Yes, a jeweler’s loupe is one of the weapons happily holstered in my artistic arsenal. I find it extremely useful and fun when exploring the art encased in quality prints and books.
Recently, I chose to wield my weapon on Mariana by Sir John Everett Millais.
My gracious, does Millais’ work stand the test of time! Let’s look through my loupe at what he did.
To begin, I am practically giddy about the precise folds in this cloth.
The Pre-Raphaelites were committed to creating realism in their works and one way Millais achieved this was by portraying the natural folds and cascades we see in this fabric.
Speaking of delightful textures, we must take a slight detour from Mariana to drink in the stunning, hyper-realistic creases of the gown worn in The Black Brunswicker.
Back to Mariana, Millais also captured the lush softness of her velvet gown, as well as the intricacy of the embroidery on the wall behind her.
As beautiful these details are, there are obvious limitations to the quality of reproduction of a painting within a book. Mariana’s dress is known for its electric blue hue and it is understandably difficult to capture that in a printed recreation.
Nevertheless, it remains stunning, recalling the wonder of a child delighting in The Wizard of Oz on a black-and-white TV, then being further entranced when later discovering its technicolor wonders.
Here’s the complete, vivid image from the Tate website for reference.
What a gift it is to bask in the enticing cobalt hue of her dress.
When I see that deliciously intense blue, I think of the Sherlock Holmes tale, The Adventure of the Copper Beeches. Violet Hunter, my absolute favorite female character out of all the Holmes stories, is asked by her new employer to don a mysterious blue dress. Doyle describes it as “electric blue,” and the reason behind her wearing it turns out to be nefarious indeed.
There’s nothing untoward in Mariana’s dress, however. Simply a sense that its wearer is worn out.
Mariana, from Shakespeare’s Measure for Measure, was rejected by her fiancee and was pining away in isolation. Once her dowry was lost at sea, she surrendered to seclusion.
Tennyson wrote about Mariana twice, first in his 1830 poem Mariana and again in Mariana in the South. The poet captured her sense of helplessness and loss. Millais then takes it further and expands the concept, showing her as she stretches in an attempt to ease her weariness, both physical and mental.
We hear more from the esteemed artist himself:
“The picture represents Mariana rising to her full height and bending backwards, with half-closed eyes. She is weary of all things, including the embroidery-frame which stands before her. Her dress of deep rich blue contrasts with the red-orange color of the seat beside which she stands. In the front of the figure is a window of stained glass, through which may be seen a sunlit garden beyond; and in contrast with this is seen, on the right of the picture, an oratory, in the dark shadow if which a lamp is burning.”

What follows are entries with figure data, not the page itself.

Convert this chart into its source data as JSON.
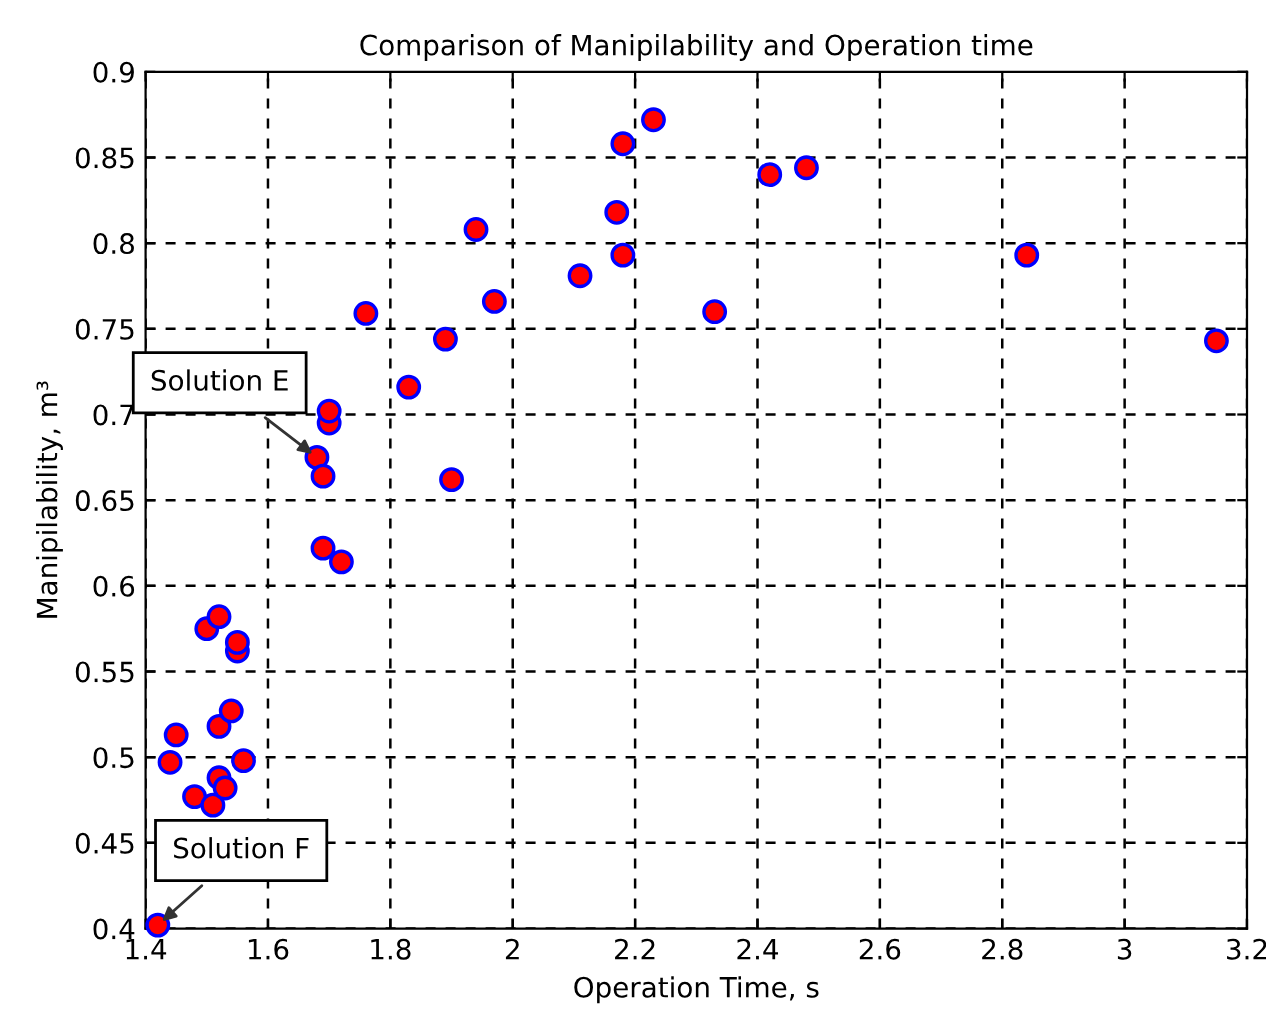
{
  "chart_data": {
    "type": "scatter",
    "title": "Comparison of Manipilability and Operation time",
    "xlabel": "Operation Time, s",
    "ylabel": "Manipilability, m³",
    "x": [
      1.42,
      1.44,
      1.45,
      1.48,
      1.5,
      1.51,
      1.52,
      1.52,
      1.52,
      1.53,
      1.54,
      1.55,
      1.55,
      1.56,
      1.68,
      1.69,
      1.69,
      1.7,
      1.7,
      1.72,
      1.76,
      1.83,
      1.89,
      1.9,
      1.94,
      1.97,
      2.11,
      2.17,
      2.18,
      2.18,
      2.23,
      2.33,
      2.42,
      2.48,
      2.84,
      3.15
    ],
    "series": [
      {
        "color": "#ff0000",
        "values": [
          0.402,
          0.497,
          0.513,
          0.477,
          0.575,
          0.472,
          0.582,
          0.518,
          0.488,
          0.482,
          0.527,
          0.562,
          0.567,
          0.498,
          0.675,
          0.622,
          0.664,
          0.695,
          0.702,
          0.614,
          0.759,
          0.716,
          0.744,
          0.662,
          0.808,
          0.766,
          0.781,
          0.818,
          0.858,
          0.793,
          0.872,
          0.76,
          0.84,
          0.844,
          0.793,
          0.743
        ]
      }
    ],
    "annotations": [
      {
        "text": "Solution E",
        "x": 1.68,
        "y": 0.675
      },
      {
        "text": "Solution F",
        "x": 1.42,
        "y": 0.402
      }
    ],
    "xlim": [
      1.4,
      3.2
    ],
    "xticks": [
      1.4,
      1.6,
      1.8,
      2,
      2.2,
      2.4,
      2.6,
      2.8,
      3,
      3.2
    ],
    "ylim": [
      0.4,
      0.9
    ],
    "yticks": [
      0.4,
      0.45,
      0.5,
      0.55,
      0.6,
      0.65,
      0.7,
      0.75,
      0.8,
      0.85,
      0.9
    ],
    "grid": true,
    "marker": "circle",
    "legend": false
  }
}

–The Life and Letters of Sir John Everett Millais (1899)
The stained glass windows facing Mariana in the painting were modeled on the actual windows from Merton Chapel, Oxford, shown in the photo below.

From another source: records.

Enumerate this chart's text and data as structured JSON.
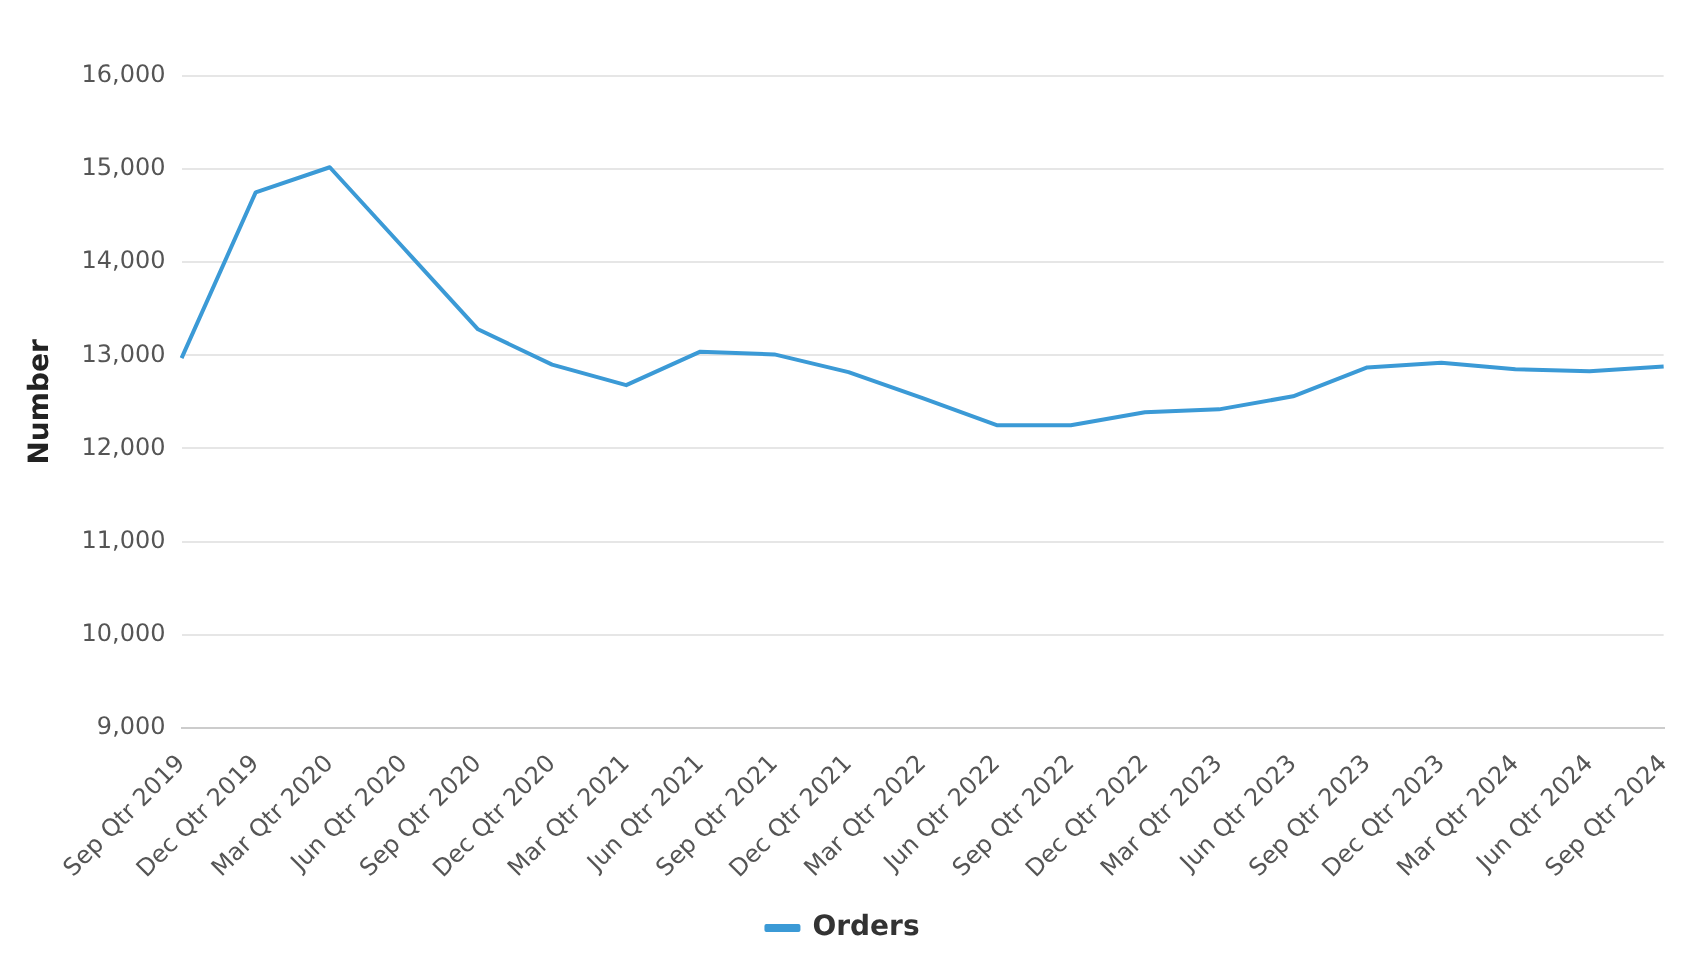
{
  "chart_data": {
    "type": "line",
    "ylabel": "Number",
    "categories": [
      "Sep Qtr 2019",
      "Dec Qtr 2019",
      "Mar Qtr 2020",
      "Jun Qtr 2020",
      "Sep Qtr 2020",
      "Dec Qtr 2020",
      "Mar Qtr 2021",
      "Jun Qtr 2021",
      "Sep Qtr 2021",
      "Dec Qtr 2021",
      "Mar Qtr 2022",
      "Jun Qtr 2022",
      "Sep Qtr 2022",
      "Dec Qtr 2022",
      "Mar Qtr 2023",
      "Jun Qtr 2023",
      "Sep Qtr 2023",
      "Dec Qtr 2023",
      "Mar Qtr 2024",
      "Jun Qtr 2024",
      "Sep Qtr 2024"
    ],
    "series": [
      {
        "name": "Orders",
        "color": "#3b9ad6",
        "values": [
          12970,
          14750,
          15020,
          14150,
          13280,
          12900,
          12680,
          13040,
          13010,
          12820,
          12540,
          12250,
          12250,
          12390,
          12420,
          12560,
          12870,
          12920,
          12850,
          12830,
          12880
        ]
      }
    ],
    "ylim": [
      9000,
      16000
    ],
    "yticks": [
      {
        "value": 9000,
        "label": "9,000"
      },
      {
        "value": 10000,
        "label": "10,000"
      },
      {
        "value": 11000,
        "label": "11,000"
      },
      {
        "value": 12000,
        "label": "12,000"
      },
      {
        "value": 13000,
        "label": "13,000"
      },
      {
        "value": 14000,
        "label": "14,000"
      },
      {
        "value": 15000,
        "label": "15,000"
      },
      {
        "value": 16000,
        "label": "16,000"
      }
    ],
    "grid": "y",
    "legend": "bottom",
    "marker": "none",
    "line_style": "solid"
  }
}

Did you, by chance, notice the little mouse in the corner of the painting? My snoopy loupe did.
All day within the dreamy house,
The doors upon their hinges creaked;
The blue fly sung in the pane; the mouse
Behind the mouldering wainscot shrieked,
Or from the crevice peered about.
Old faces glimmered through the doors,
Old footsteps trod the upper floors,
Old voices called her from without
–”Mariana,” Tennyson
Millais’ son recounts how that mouse portrayal came to be:
“But where was the mouse to paint from? Millais’ father, who had just come in, thought of scouring the country in search of one, but at that moment on obliging mouse ran across the floor and hid behind a portfolio. Quick as lightning Millais gave the portfolio a kick, and on removing it the poor mouse was found quite dead in the best possible position for drawing it.”

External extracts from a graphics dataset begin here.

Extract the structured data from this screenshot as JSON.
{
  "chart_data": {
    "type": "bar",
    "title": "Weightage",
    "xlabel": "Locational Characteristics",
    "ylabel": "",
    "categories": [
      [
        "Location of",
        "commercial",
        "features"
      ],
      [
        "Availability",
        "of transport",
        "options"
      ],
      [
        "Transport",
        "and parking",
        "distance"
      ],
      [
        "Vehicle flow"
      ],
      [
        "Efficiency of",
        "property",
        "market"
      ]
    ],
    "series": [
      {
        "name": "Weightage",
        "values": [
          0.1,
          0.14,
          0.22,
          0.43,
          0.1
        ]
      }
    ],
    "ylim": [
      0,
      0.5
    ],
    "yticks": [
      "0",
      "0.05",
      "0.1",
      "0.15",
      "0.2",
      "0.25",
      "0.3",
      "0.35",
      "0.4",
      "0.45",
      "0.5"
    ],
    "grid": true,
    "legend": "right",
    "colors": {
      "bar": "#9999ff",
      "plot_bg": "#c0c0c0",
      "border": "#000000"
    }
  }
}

–The Life and Letters of Sir John Everett Millais (1899)
Other than the interloping mouse, Mariana is utterly alone.
There’s a verdant garden of growth beyond those windows, yet only dry, brittle leaves have infiltrated her sequestered world.
Like the Lady of Shalott, Mariana lives a secluded existence. Her isolation and sense of despair lends itself well to that particularly Pre-Raphaelite aesthetic. Among the many Isabellas, Ophelias, and endless Ladies of Shalott, Mariana fits right in with the tragic female stories depicted on the canvasses of the Pre-Raphaelite circle.
She only said, ‘My life is dreary-
He cometh not’ she said
She said ‘I am aweary, aweary –
I would that I were dead.’
– Mariana, Alfred, Lord Tennyson
Mariana is an evocative Pre-Raphaelite masterpiece that showcases Millais’ particular prowess. Filled with contrasting, vibrant hues and realism, Millais also packed in the perfect amount of details and symbolism to make it thrilling for the viewer to read the painting as one would a written narrative.
He not only invites you in, he takes you there. And a loupe enhances the experience.